You have doubts. You have deadlines. You have the pressure of all of it.

But you don’t have time.

Between AP homework, sports practice, extracurriculars and your faded social life, you feel ready to collapse to the ground, becoming better friends with your snooze button each and every day.

Suddenly, people start throwing around phrases like “common app” and “letters of recommendation” and you feel a little bit panicked because it’s decision time and you don’t know what you’re doing, not to mention, you don’t have the time for any of it.

Balancing academics and college applications can be a challenge, but there are ways to minimize stress while also getting your applications in (by the early deadline, even)!

1. Turn Off Your Phone

You have no time, right? In fact, you have such limited amounts of time that you tweeted about it last night. Three times, actually.

While social media keeps you up to date with current events, it’s important to limit your usage.

Designate a time to check social media, but during those homework breaks where you normally end up spending a little too much time online, log into the Common App website and at least read through what you’ve already written to check for mistakes.

If this sounds completely unbearable after your physics homework, check out some scholarships you would actually enjoy applying for.

A video about your passion for social media? Yes, please. Basically, there are ways to make your passions useful.

2. Know That You’re Not Common

You don’t have to set a strict, routine schedule. That may work for some people, but it might not work for you.

Maybe having a strictly defined schedule keeps you on task. Maybe it makes you rattle off excuses at an exponential rate.

Your application process is going to be different from other people and you should not judge your progress based on what you think other people are doing.
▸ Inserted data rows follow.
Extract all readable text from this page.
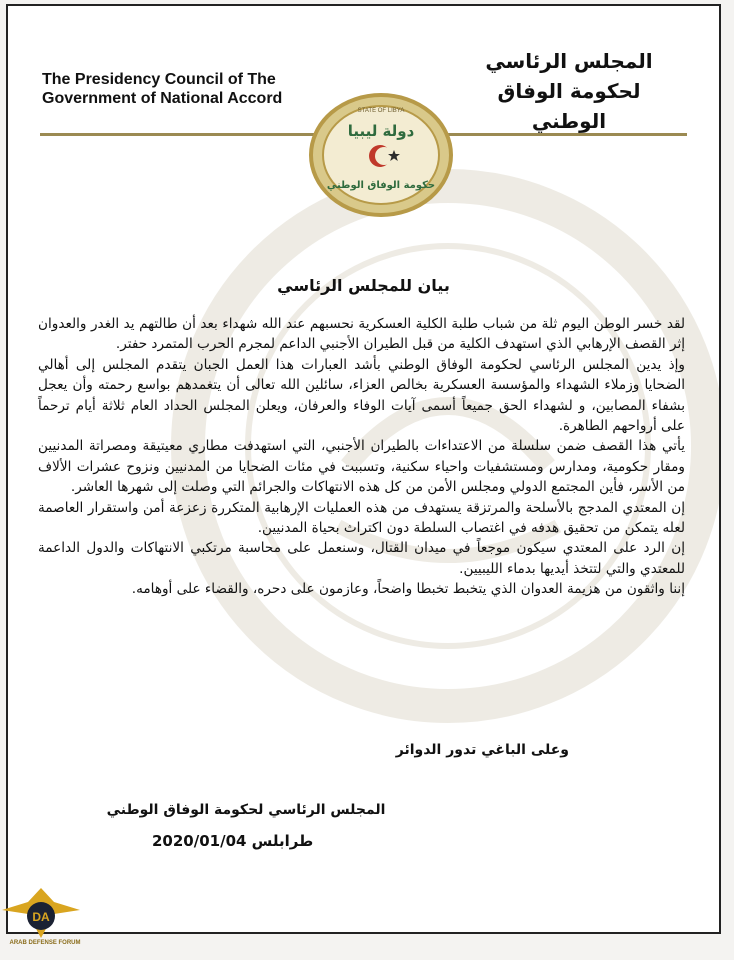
The Presidency Council of The
Government of National Accord
المجلس الرئاسي
لحكومة الوفاق الوطني
STATE OF LIBYA
دولة ليبيا
حكومة الوفاق الوطني
بيان للمجلس الرئاسي

لقد خسر الوطن اليوم ثلة من شباب طلبة الكلية العسكرية نحسبهم عند الله شهداء بعد أن طالتهم يد الغدر والعدوان إثر القصف الإرهابي الذي استهدف الكلية من قبل الطيران الأجنبي الداعم لمجرم الحرب المتمرد حفتر.

وإذ يدين المجلس الرئاسي لحكومة الوفاق الوطني بأشد العبارات هذا العمل الجبان يتقدم المجلس إلى أهالي الضحايا وزملاء الشهداء والمؤسسة العسكرية بخالص العزاء، سائلين الله تعالى أن يتغمدهم بواسع رحمته وأن يعجل بشفاء المصابين، و لشهداء الحق جميعاً أسمى آيات الوفاء والعرفان، ويعلن المجلس الحداد العام ثلاثة أيام ترحماً على أرواحهم الطاهرة.

يأتي هذا القصف ضمن سلسلة من الاعتداءات بالطيران الأجنبي، التي استهدفت مطاري معيتيقة ومصراتة المدنيين ومقار حكومية، ومدارس ومستشفيات واحياء سكنية، وتسببت في مئات الضحايا من المدنيين ونزوح عشرات الألاف من الأسر، فأين المجتمع الدولي ومجلس الأمن من كل هذه الانتهاكات والجرائم التي وصلت إلى شهرها العاشر.

إن المعتدي المدجج بالأسلحة والمرتزقة يستهدف من هذه العمليات الإرهابية المتكررة زعزعة أمن واستقرار العاصمة لعله يتمكن من تحقيق هدفه في اغتصاب السلطة دون اكتراث بحياة المدنيين.

إن الرد على المعتدي سيكون موجعاً في ميدان القتال، وسنعمل على محاسبة مرتكبي الانتهاكات والدول الداعمة للمعتدي والتي لتتخذ أيديها بدماء الليبيين.

إننا واثقون من هزيمة العدوان الذي يتخبط تخبطا واضحاً، وعازمون على دحره، والقضاء على أوهامه.

وعلى الباغي تدور الدوائر
المجلس الرئاسي لحكومة الوفاق الوطني
طرابلس 2020/01/04
DA
ARAB DEFENSE FORUM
Maybe your best friend finished her essay months ago. That’s great for her. But that doesn’t make you a failure, incapable of writing an outstanding essay. Don’t let the idea of “common” or “normal” get you down.

3. Own That Schedule

It’s yours. Yeah, your teachers assign projects and your club advisors schedule meetings. But ultimately, you are the master of working around all of that.
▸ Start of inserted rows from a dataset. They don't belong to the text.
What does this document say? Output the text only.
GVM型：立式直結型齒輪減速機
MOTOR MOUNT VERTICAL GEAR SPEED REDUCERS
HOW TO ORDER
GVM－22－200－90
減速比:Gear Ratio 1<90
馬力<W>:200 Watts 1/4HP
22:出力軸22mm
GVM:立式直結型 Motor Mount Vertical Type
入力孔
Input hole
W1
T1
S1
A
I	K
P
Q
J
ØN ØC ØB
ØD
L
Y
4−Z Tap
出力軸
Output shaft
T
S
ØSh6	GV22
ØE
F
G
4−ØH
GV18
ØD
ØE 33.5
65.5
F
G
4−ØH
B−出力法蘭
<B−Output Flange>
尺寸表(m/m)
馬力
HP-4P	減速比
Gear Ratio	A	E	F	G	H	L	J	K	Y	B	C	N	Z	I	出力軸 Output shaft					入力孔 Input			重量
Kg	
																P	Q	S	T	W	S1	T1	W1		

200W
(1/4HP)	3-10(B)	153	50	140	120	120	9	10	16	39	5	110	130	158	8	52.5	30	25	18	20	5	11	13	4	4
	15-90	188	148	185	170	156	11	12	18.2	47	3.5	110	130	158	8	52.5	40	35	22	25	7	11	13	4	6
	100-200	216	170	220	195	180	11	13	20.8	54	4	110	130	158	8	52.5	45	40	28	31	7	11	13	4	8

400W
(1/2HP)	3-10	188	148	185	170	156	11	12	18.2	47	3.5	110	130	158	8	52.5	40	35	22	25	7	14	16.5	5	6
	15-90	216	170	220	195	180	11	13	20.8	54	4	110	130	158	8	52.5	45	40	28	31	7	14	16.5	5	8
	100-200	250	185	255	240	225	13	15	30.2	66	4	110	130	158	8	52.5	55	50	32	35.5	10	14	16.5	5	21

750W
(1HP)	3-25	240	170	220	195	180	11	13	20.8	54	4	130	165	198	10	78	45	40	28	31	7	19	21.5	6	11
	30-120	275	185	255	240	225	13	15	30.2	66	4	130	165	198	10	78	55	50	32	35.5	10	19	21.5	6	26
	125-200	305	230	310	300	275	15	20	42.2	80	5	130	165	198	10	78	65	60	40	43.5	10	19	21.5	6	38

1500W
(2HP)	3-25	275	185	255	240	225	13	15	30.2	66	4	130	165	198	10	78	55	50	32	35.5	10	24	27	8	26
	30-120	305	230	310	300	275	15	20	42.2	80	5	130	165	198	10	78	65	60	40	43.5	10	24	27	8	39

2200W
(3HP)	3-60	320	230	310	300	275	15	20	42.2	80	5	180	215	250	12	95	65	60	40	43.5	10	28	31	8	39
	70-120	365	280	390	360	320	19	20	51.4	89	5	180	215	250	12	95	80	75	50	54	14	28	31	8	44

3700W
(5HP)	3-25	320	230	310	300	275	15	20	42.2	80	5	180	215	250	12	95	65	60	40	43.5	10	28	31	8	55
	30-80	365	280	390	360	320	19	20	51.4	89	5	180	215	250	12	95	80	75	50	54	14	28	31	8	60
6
Worried about making time to talk to your counselor? Sign up on a day you know you don’t have a history test.

Making plans for Friday night? Try to reserve some time for college applications on Saturday.

It’s all about taking control of the time you have and not letting it easily slip away from you.

4. Take a Deep Breath

The truth is your essay won’t be as spectacular as you are if you constantly worry. Think about what makes you passionate and why you are applying where you are applying.

What are you doing all of this for? What goal is the root of your stress? What means the most to you?

Your application reflects who you are. Don’t nervously crank it out like that in-class essay you wrote yesterday.

Remember who you are and let it be evident on the pages of your application.

5. Live

Truly, this is where you’ll get the inspiration and the motivation to complete your applications. School is important but so is having the energy and compassion to write your admissions essay. Classes may make you feel fried, uninspired, exhausted and blank.

But it’s important to fill those gaps and blank spaces with the life that you breathe, in and out-the things that you really believe in. The places you always dream of. The places you go to again and again.

Strive for balance. Talk to people. Go to art shows. Explore your hometown. Be inspired. Find something that you truly love and care about in your seemingly boring history class. Surround yourself with at least some things that you love. Because in the midst of those blank spaces, you just might find a story.

Your story.

The heart and soul of your living, breathing application. It won’t come to life the way you want it to if you’re constantly pulling all nighters and gulping down coffee.

Study. Be social. Explore. But know that none of these things is everything, and none of them explains all that you are.

At the time of applications, you need all of them. You need all of the things that stress you out and make you happy and make you feel lost and make you feel scared.

So, really, when it comes down to it, college applications and academics don’t have to battle. They can coexist and inspire one another.